DocForge is a small tooling pair that lets you:

  1. Harvest JSDoc from a TypeScript API surface into a portable YAML docs database (docs-db/*.yaml).
  2. Apply those harvested docs into other source trees (currently focused on Objective‑C .h headers) by looking for <!-- doc-id: ... --> markers.

This repo contains two scripts:

  • harvest.py — scans TypeScript, extracts/normalizes docs, and writes docs-db/*.yaml.
  • apply-docs.py — scans source files (eg. iOS SDK headers), finds doc-id markers, and rewrites the surrounding docblocks with the harvested content.

Requirements

  • Python 3.10+
  • pyyaml

pyyaml is already declared in pyproject.toml, so you generally don’t need to install it manually.

If you use uv (recommended), install/sync dependencies from pyproject.toml + uv.lock:

uv sync

If you’re not using uv, you can install with pip:

python -m pip install -r <(python -c 'import tomllib; print("\\n".join(tomllib.load(open("pyproject.toml","rb"))["project"]["dependencies"]))')

Or simply:

python -m pip install pyyaml

When adding a new dependency to this project, use:

uv add <package>

The docs database

harvest.py emits one YAML file per symbol, named after the doc id:

  • Foo.yaml
  • Foo.bar.yaml

Each YAML entry looks like:

id: BackgroundGeolocation.onLocation
source_file: background-geolocation-types/src/core/api/BackgroundGeolocation.ts
signature: 'onLocation(cb: ...): Subscription;'
description: |-
  Subscribe to location events.

  @example example-1
examples:
  example-1:
    title: Example 1
    code:
      ts: |-
        // ...
      objc: |-
        // ...

Important conventions:

  • description is markdown-ish and may contain example placeholders like @example example-1.
  • examples.<key>.code is a map of language → snippet (ts, objc, kotlin, …).
  • When applying, Docforge inserts the chosen language snippet at the placeholder location.

Harvesting docs (TypeScript → YAML)

1) Seed a docs database

# Harvest from the default TypeScript root (background-geolocation-types/src)
uv run harvest.py --seed --out-dir docs-db

# Or harvest from a custom TypeScript root
uv run harvest.py --seed --source /path/to/your/types/src --out-dir docs-db

Useful options:

  • --source PATH — TypeScript source root to harvest (default: background-geolocation-types/src).
  • --limit N — stop after writing N YAML files (debugging).
  • --prune — delete YAML files in --out-dir that were not generated in this run (keeps the db tidy).

2) Insert doc-id markers into TypeScript (optional, but recommended)

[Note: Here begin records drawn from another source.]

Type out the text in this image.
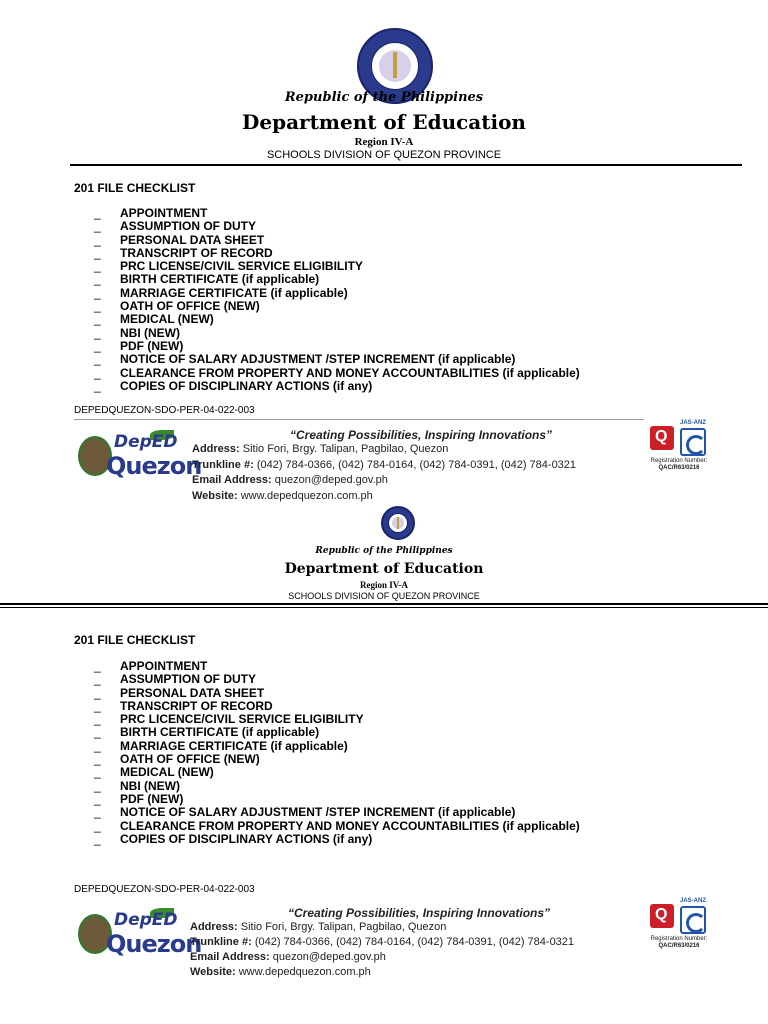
Republic of the Philippines
Department of Education
Region IV-A
SCHOOLS DIVISION OF QUEZON PROVINCE
201 FILE CHECKLIST
_	APPOINTMENT
_	ASSUMPTION OF DUTY
_	PERSONAL DATA SHEET
_	TRANSCRIPT OF RECORD
_	PRC LICENSE/CIVIL SERVICE ELIGIBILITY
_	BIRTH CERTIFICATE (if applicable)
_	MARRIAGE CERTIFICATE (if applicable)
_	OATH OF OFFICE (NEW)
_	MEDICAL (NEW)
_	NBI (NEW)
_	PDF (NEW)
_	NOTICE OF SALARY ADJUSTMENT /STEP INCREMENT (if applicable)
_	CLEARANCE FROM PROPERTY AND MONEY ACCOUNTABILITIES (if applicable)
_	COPIES OF DISCIPLINARY ACTIONS (if any)
DEPEDQUEZON-SDO-PER-04-022-003
DepED
Quezon
“Creating Possibilities, Inspiring Innovations”
Address: Sitio Fori, Brgy. Talipan, Pagbilao, Quezon
Trunkline #: (042) 784-0366, (042) 784-0164, (042) 784-0391, (042) 784-0321
Email Address: quezon@deped.gov.ph
Website: www.depedquezon.com.ph
Q
JAS-ANZ
Registration Number:
QAC/R63/0216
Republic of the Philippines
Department of Education
Region IV-A
SCHOOLS DIVISION OF QUEZON PROVINCE
201 FILE CHECKLIST
_	APPOINTMENT
_	ASSUMPTION OF DUTY
_	PERSONAL DATA SHEET
_	TRANSCRIPT OF RECORD
_	PRC LICENCE/CIVIL SERVICE ELIGIBILITY
_	BIRTH CERTIFICATE (if applicable)
_	MARRIAGE CERTIFICATE (if applicable)
_	OATH OF OFFICE (NEW)
_	MEDICAL (NEW)
_	NBI (NEW)
_	PDF (NEW)
_	NOTICE OF SALARY ADJUSTMENT /STEP INCREMENT (if applicable)
_	CLEARANCE FROM PROPERTY AND MONEY ACCOUNTABILITIES (if applicable)
_	COPIES OF DISCIPLINARY ACTIONS (if any)
DEPEDQUEZON-SDO-PER-04-022-003
DepED
Quezon
“Creating Possibilities, Inspiring Innovations”
Address: Sitio Fori, Brgy. Talipan, Pagbilao, Quezon
Trunkline #: (042) 784-0366, (042) 784-0164, (042) 784-0391, (042) 784-0321
Email Address: quezon@deped.gov.ph
Website: www.depedquezon.com.ph
Q
JAS-ANZ
Registration Number:
QAC/R63/0216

To make it easy to reference symbols later, you can insert/update a doc-id marker at the top of each harvestable JSDoc block:

# Insert into the default TS root
uv run harvest.py --insert-doc-ids

# Or target a custom TS root
uv run harvest.py --insert-doc-ids --source /path/to/your/types/src

This produces JSDoc blocks like:

/**
 * <!-- doc-id: ActivityType -->
 * iOS Activity Type used with {@link GeoConfig.activityType}.
 */
export const ActivityType = {
  // ...
}

Notes:

  • --insert-doc-ids skips blocks marked @internal or @hidden.
  • Some internal/hidden mixin-style interfaces may still have public member docs; Docforge can alias containers when harvesting (see code comments in harvest.py).

3) Diagnostic helpers

# Dump normalized doc blocks from a file (paths are relative to --source)
uv run harvest.py --dump core/api/BackgroundGeolocation.ts --max-blocks 3

# Or with an explicit source root
uv run harvest.py --dump --source /path/to/your/types/src core/api/BackgroundGeolocation.ts --max-blocks 3

# Dump extracted description/examples summary
uv run harvest.py --dump-extracted core/api/BackgroundGeolocation.ts --max-blocks 3

Applying docs (YAML → Objective‑C headers)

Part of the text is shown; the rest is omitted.